During ski season, Friday nights at my house are usually pizza nights. Homemade pies loaded with cheese, veggies, and pepperoni are the ultimate comfort food and the best way to cap off a stressful workweek. The leftovers also make the best ski lunch imaginable. My boyfriend and I always make extra to bring to the mountain the next day. A few slices fit neatly into a Ziploc that lies flat in my jacket pocket, and they’re easy to eat one-handed (and glove-handed if it’s frigid and I’m really desperate). It feels more indulgent than the usual PB&J or energy bar but is still easy to snack on during lift rides without making a mess. Plus, cheese and bread are good endurance fuels, right? —Ariella Gintzler, associate editor
A cheesy slice contains more fat than would be ideal midway through a ski day, according to Gravani. That means you may feel sluggish after eating it, as fats tend to sit heavier in the stomach and digest slower than carbs and protein.
With a kid at home, I’m all about efficiency on the slopes. My go-to lunch is a simple flour-tortilla wrap with peppered salami, cheddar cheese, avocado, and hot sauce.
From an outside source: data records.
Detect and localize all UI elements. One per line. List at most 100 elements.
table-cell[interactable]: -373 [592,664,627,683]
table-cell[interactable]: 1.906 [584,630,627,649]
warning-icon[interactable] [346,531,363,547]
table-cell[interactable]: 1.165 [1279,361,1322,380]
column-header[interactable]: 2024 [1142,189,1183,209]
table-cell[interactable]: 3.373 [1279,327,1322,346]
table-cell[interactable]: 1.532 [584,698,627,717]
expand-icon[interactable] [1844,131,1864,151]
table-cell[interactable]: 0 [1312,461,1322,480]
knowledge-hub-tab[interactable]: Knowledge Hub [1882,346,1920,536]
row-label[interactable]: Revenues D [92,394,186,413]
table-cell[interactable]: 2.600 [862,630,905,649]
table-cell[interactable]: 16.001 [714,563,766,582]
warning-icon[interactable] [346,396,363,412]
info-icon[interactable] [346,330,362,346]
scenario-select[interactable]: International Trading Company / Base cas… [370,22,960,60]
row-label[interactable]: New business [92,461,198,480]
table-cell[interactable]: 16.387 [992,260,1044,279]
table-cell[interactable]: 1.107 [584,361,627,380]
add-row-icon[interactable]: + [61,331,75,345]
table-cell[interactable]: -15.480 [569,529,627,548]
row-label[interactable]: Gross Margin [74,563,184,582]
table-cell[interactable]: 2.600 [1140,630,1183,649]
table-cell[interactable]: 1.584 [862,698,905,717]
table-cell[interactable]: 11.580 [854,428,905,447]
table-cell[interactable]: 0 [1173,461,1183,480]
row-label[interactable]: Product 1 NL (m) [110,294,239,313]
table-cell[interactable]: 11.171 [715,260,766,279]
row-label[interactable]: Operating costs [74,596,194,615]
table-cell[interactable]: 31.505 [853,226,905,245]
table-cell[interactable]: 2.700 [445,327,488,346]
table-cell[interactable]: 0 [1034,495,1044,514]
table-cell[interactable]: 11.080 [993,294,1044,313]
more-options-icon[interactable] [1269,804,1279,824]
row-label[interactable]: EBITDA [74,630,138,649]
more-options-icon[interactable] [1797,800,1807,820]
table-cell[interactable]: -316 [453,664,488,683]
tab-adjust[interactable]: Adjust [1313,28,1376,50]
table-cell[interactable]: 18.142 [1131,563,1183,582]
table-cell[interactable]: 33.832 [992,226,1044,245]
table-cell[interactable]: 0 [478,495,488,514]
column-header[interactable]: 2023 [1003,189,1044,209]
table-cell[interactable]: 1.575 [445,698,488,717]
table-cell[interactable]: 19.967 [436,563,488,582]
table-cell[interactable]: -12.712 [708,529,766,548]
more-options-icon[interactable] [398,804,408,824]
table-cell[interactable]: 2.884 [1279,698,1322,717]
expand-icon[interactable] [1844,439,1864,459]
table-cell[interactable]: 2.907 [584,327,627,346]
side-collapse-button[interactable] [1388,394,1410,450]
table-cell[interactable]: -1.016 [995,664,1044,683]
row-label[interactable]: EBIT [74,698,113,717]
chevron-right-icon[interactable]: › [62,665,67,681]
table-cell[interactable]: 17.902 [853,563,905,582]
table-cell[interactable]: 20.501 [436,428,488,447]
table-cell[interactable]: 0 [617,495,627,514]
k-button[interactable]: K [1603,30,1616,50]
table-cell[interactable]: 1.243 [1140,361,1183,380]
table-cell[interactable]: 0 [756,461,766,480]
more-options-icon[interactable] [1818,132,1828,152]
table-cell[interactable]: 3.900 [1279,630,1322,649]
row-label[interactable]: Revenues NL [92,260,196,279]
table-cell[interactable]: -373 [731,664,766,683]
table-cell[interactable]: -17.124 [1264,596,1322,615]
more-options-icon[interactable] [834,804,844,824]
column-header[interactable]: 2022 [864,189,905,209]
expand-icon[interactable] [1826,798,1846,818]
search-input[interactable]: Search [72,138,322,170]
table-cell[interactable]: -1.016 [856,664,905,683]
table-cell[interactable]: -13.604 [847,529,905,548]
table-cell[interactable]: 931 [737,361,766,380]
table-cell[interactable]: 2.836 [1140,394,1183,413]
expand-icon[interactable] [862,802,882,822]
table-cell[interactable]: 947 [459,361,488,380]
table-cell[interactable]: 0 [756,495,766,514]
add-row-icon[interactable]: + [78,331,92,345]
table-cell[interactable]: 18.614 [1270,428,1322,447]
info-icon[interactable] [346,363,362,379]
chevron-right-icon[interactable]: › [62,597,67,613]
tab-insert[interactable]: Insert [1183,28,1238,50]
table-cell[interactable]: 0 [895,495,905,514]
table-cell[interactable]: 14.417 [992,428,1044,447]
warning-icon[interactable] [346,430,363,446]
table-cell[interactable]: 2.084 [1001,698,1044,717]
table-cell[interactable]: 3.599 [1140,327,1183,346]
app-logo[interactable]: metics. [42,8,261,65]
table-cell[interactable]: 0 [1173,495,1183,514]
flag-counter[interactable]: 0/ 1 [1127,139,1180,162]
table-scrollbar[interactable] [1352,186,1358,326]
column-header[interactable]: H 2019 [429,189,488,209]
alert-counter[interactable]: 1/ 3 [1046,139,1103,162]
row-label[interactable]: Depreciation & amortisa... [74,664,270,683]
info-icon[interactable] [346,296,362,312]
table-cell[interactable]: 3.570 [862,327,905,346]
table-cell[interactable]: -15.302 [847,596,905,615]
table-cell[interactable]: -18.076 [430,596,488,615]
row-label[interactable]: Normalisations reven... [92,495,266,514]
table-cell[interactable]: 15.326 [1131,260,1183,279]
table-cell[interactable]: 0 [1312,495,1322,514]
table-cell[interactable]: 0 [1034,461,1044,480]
It’s easy and tidy to eat on the run, but the protein hit gives me sustained energy without bogging me down. —Will Taylor, gear director
“I do love that he chose a shelf-stable meat, and the rest of the components are really quality, too,” says Gravani. Salami is still a fatty meat, though, so swapping it out with a low-fat alternative like turkey would make this meal perfect and help avoid post-meal sluggishness.
Cheese and Crackers
Since I won’t be able to treat myself with chicken fingers and ranch dressing this year—the absolute best ski lunch, in my opinion—I’ll be packing my favorite backpacking meal: cheese and crackers. I prefer a solid hunk of cheddar cheese paired with Wasa Multi-Grain crispbread. And I’ll throw in a beef stick or jerky if I get really hungry. —Kelsey Lindsey, associate editor
“This one is lower protein and higher fat than is ideal,” says Gravani. Adding in a lean meat like turkey jerky to increase the protein would achieve a better nutrient balance.